Monday, September 24, 2007

The Eye of God




I found this image on the internet and it amazed me, saving it to my hard drive happened without even thinking considering that skyimagelab.com is selling them for $10.85 American for an 8X10 print, I prefer the old right click and Save Image As option.

NASA photographed this from the Hubble Space Telescope and is also called the Helix Nebula. It's boring technical designation is
NGC 7293 but that doesn't matter, it doesn't sound half as cool as the other ones. It's about 650 light years away in the direction of the constellation Aquarius and it's about 2.5 light years wide. The remaining center of the stellar cored, which is destined to become a white dwarf star, glows with light so energetic that it causes the gases already expelled to glow and illuminate. Planetary nebulae are created at the end of a Sun-like star's life span and this is the closest example that we have of one.

In February of 2007 two comets collided in the middle of the nebula near the dead star and it was a great surprise to those observing the entity, so of course they went multi-million dollar camera happy. The large amounts of dust around the nebula are said to be from comets that survived the death of their star and are still smashing into each other. Thanks to this, the radiation from the stellar corpse keep lighting up the dust; giving it such wonderful colours. Scientists say that it won't last long, in 10,000 years the clouds will fade; I'm almost afraid that my grandchildren won't see it.

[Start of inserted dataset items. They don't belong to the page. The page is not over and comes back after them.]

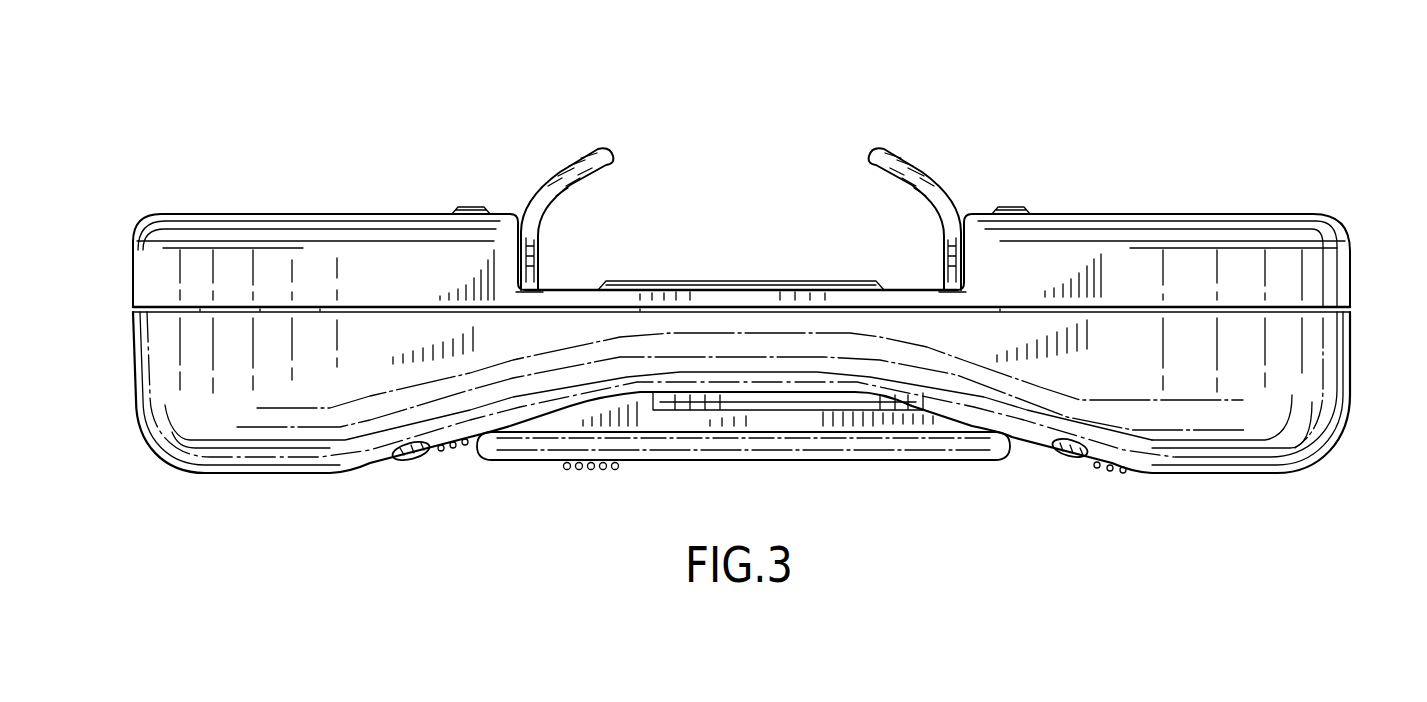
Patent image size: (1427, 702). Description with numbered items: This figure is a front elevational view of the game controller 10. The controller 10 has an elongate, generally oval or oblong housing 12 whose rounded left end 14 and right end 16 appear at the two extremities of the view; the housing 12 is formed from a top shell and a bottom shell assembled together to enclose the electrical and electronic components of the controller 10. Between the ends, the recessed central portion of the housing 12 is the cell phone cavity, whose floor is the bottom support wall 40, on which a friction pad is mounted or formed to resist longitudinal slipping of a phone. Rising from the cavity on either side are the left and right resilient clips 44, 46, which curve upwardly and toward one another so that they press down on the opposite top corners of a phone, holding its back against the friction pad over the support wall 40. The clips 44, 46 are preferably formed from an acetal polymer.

The game controller 10 is at (742, 256).
The housing 12 is at (752, 194).
The left end 14 is at (132, 332).
The right end 16 is at (1352, 353).
The bottom support wall 40 is at (738, 290).
The left resilient clip 44 is at (598, 150).
The right resilient clip 46 is at (886, 150).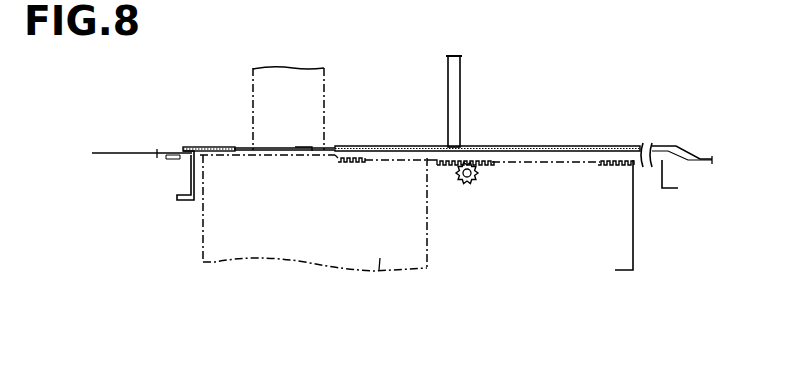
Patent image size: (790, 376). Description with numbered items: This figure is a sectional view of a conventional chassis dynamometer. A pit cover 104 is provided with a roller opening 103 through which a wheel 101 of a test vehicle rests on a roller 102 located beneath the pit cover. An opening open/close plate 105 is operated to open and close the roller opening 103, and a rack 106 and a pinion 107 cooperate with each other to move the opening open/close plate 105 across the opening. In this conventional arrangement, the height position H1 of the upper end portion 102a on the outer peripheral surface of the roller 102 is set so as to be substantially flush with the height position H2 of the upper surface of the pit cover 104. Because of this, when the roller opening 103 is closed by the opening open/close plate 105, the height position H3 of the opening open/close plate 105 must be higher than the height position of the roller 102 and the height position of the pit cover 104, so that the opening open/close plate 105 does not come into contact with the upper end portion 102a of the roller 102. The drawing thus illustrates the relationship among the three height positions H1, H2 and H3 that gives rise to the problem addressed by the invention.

The wheel 101 is at (324, 83).
The roller 102 is at (379, 268).
The upper end portion 102a is at (254, 160).
The roller opening 103 is at (198, 147).
The pit cover 104 is at (163, 152).
The opening open/close plate 105 is at (226, 148).
The rack 106 is at (482, 163).
The pinion 107 is at (468, 185).
The height position of upper end portion of roller H1 is at (217, 153).
The height position of upper surface of pit cover H2 is at (125, 154).
The height position of opening open/close plate H3 is at (237, 153).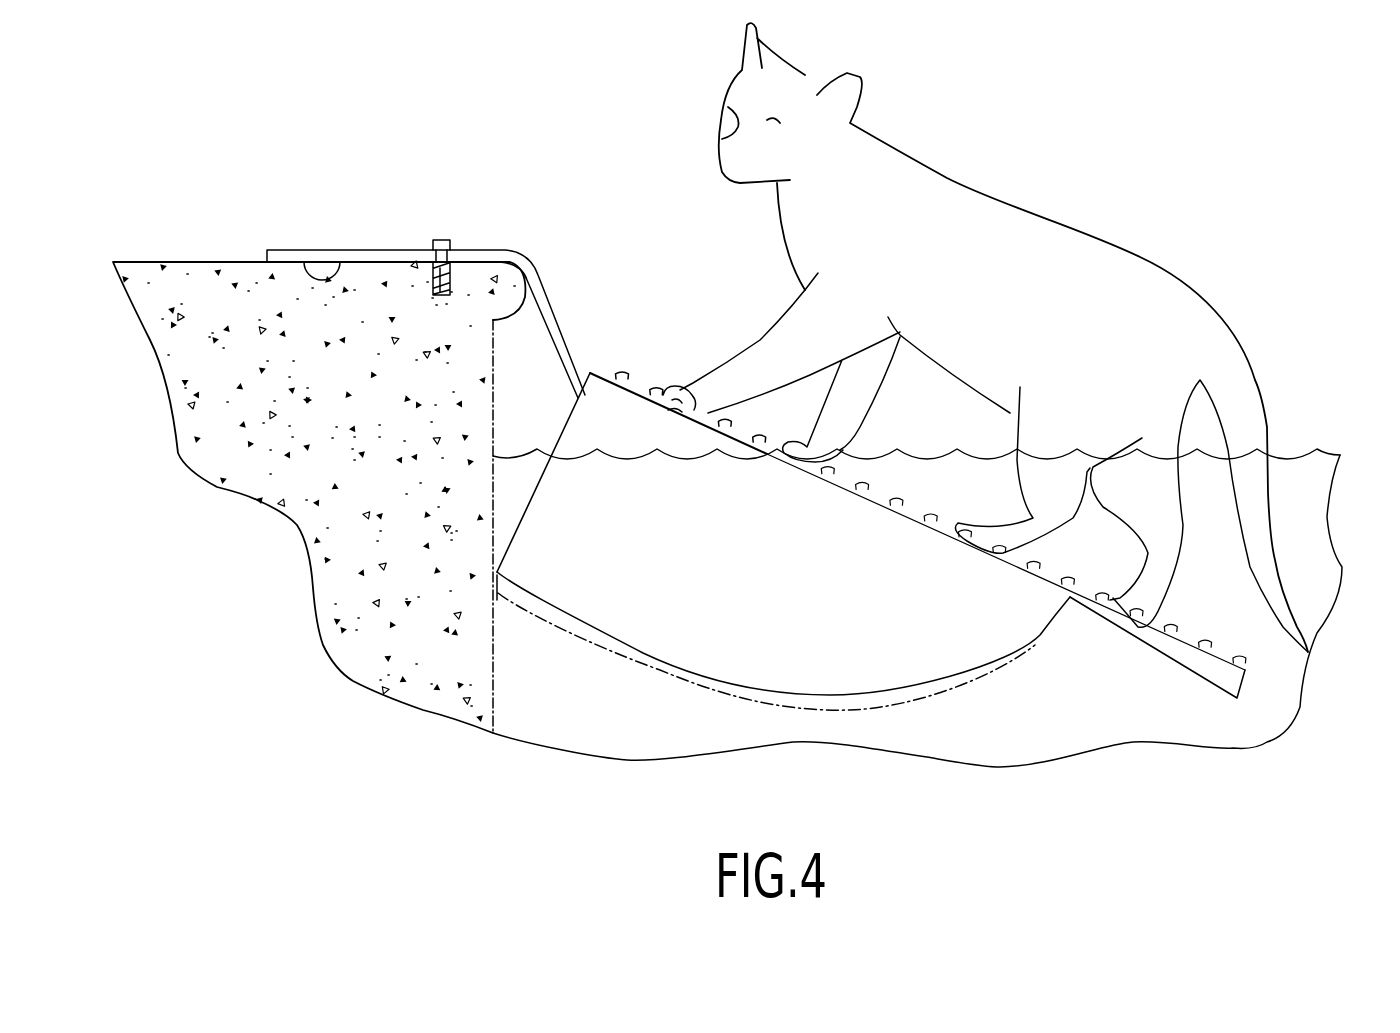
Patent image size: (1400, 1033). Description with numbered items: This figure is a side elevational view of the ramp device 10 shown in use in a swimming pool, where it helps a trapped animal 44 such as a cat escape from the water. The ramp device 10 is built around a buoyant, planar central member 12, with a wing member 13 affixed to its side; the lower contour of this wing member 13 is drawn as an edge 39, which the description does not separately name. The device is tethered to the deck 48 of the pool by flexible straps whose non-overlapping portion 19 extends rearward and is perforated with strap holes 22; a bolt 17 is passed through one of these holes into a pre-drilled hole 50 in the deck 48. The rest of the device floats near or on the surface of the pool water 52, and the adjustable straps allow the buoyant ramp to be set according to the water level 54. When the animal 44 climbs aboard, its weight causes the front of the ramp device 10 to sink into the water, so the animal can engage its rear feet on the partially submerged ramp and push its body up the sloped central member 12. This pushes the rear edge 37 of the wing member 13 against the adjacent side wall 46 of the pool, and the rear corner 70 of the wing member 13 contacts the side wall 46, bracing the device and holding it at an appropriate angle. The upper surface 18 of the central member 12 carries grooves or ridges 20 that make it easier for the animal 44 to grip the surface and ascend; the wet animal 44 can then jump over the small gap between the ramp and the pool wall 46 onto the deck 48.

The ramp device 10 is at (621, 153).
The central member 12 is at (1173, 658).
The wing member 13 is at (939, 526).
The bolt 17 is at (445, 242).
The upper surface 18 is at (648, 390).
The non-overlapping portion 19 is at (302, 264).
The grooves or ridges 20 is at (624, 382).
The strap holes 22 is at (433, 243).
The rear edge 37 is at (533, 497).
The ramp lower edge 39 is at (653, 662).
The animal 44 is at (992, 302).
The side wall 46 is at (493, 397).
The deck 48 is at (185, 262).
The pre-drilled holes 50 is at (453, 283).
The pool water 52 is at (917, 572).
The water level 54 is at (522, 452).
The rear corners 70 is at (498, 598).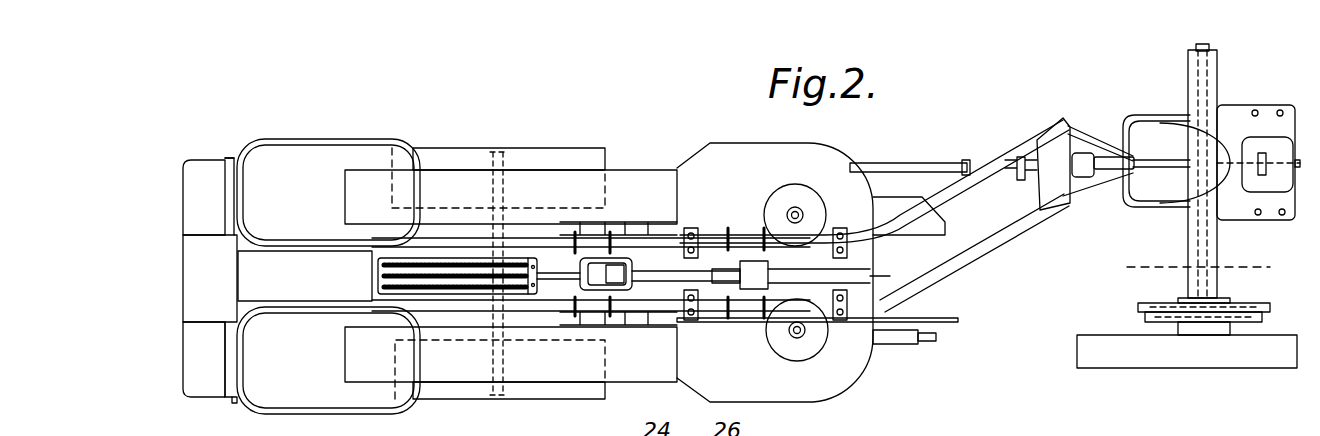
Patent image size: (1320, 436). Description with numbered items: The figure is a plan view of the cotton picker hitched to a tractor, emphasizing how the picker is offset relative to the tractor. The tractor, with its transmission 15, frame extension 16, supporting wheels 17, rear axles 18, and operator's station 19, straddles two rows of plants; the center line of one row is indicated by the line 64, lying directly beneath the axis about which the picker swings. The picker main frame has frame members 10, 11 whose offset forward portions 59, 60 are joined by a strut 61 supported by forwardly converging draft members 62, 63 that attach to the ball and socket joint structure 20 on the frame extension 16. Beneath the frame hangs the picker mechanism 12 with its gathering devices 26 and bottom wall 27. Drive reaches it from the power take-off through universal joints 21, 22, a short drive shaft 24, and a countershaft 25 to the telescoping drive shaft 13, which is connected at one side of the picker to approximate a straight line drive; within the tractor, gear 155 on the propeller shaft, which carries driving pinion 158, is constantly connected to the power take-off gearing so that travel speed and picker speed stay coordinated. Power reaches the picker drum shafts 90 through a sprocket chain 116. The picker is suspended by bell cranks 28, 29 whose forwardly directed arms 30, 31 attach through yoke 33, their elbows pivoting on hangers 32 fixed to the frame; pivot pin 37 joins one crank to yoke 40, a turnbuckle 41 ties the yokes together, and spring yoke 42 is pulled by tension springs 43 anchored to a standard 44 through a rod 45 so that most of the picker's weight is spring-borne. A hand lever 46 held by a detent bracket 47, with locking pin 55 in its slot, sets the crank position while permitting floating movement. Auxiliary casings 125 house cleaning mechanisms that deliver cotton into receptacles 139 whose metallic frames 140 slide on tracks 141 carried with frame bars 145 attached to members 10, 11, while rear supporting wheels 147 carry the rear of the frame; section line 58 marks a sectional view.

It is said that is approximately 5 million years our own sun will have grown into a white dwarf, only the outer large planets left, and will also pass away in the same spectacular manner. I'd say that's a load of male cow dung but I'm not getting paid thousands of dollars to take pictures with expensive cameras and stare through telescopes for hours on end while I sit in a lazyboy-resembling chair. Don't get me wrong, I have nothing against astronomers; I would enjoy being one myself, but I don't believe many of their theories so I'd never get hired.